A place, seen only ten days ago, appealed greatly and we clearly indicated our interest by notifying the agent we'd likely bid, obtaining the contract and asking all sorts of questions. We also specifically requested that the agent keep us informed in the event that the vendor received an offer. A week passed during which we made some plans to have building inspections done and talked with our lawyer - we were all ready to make an offer after seeing the place again when we realised it was no longer being advertised. A quick call to the lazy-ass agent confirmed that the place was under offer. Annoyed with his failure to advise us as agreed, but somewhat resigned to missing out, we sent a carefully worded but clearly shitty email to him advising him that he'd both failed in his commitments to us and probably cost his vendor by not seeking our bid.

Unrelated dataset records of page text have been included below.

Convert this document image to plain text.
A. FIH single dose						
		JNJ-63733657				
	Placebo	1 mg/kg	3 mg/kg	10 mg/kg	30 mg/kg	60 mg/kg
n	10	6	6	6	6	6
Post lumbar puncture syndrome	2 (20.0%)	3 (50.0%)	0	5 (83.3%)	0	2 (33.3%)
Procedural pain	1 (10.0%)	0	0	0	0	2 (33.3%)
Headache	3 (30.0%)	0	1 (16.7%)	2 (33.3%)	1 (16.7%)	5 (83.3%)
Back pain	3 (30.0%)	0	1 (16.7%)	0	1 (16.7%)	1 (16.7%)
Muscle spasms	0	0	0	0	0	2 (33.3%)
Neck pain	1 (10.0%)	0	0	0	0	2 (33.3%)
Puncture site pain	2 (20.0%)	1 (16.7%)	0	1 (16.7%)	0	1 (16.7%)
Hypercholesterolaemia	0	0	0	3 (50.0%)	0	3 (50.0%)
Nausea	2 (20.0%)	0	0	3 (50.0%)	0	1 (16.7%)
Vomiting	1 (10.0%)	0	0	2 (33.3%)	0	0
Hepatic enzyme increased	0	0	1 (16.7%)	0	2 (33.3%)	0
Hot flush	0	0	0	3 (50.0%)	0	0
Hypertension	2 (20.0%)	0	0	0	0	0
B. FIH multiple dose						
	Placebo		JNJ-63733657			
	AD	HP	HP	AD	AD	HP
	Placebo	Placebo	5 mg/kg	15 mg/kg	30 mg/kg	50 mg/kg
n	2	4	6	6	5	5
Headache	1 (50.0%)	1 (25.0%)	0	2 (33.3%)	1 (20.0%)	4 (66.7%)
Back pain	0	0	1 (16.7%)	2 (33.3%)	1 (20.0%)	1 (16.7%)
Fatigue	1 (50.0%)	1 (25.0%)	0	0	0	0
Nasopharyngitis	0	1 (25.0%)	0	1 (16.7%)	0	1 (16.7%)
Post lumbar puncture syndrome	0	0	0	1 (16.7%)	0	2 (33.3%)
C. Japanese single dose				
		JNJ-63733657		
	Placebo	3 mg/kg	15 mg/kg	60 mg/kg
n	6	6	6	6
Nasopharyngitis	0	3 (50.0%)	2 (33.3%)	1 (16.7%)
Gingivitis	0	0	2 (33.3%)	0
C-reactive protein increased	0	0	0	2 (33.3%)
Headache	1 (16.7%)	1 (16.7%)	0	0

Jolted out of his stupor, the agent called later in the day to clarify that the deal wasn't closed and that he'd present our offer to the vendor. Gazump? We offered about one percent more but held little hope - in fact I wondered if the agent wasn't simply covering his arse having been caught napping - sure enough, 24 hours later, the vendor accepted the original offer and we missed out. No gazump.
Moral of the story. You can't trust real estate agents - there's a few who're smart business people but the majority are lazy, unethical and interested only in their immediate commission check. That this group remains in business astounds me but is probably a reflection of the generally low professional standards and the dynamism of the Sydney property market. At the risk of sounding like a regulator, I'd significantly increase the barriers to entry and encourage the professional association to develop training and credentials that led to some market differentiation.
Or what about a variation on ratemyteacher? ratemyagent?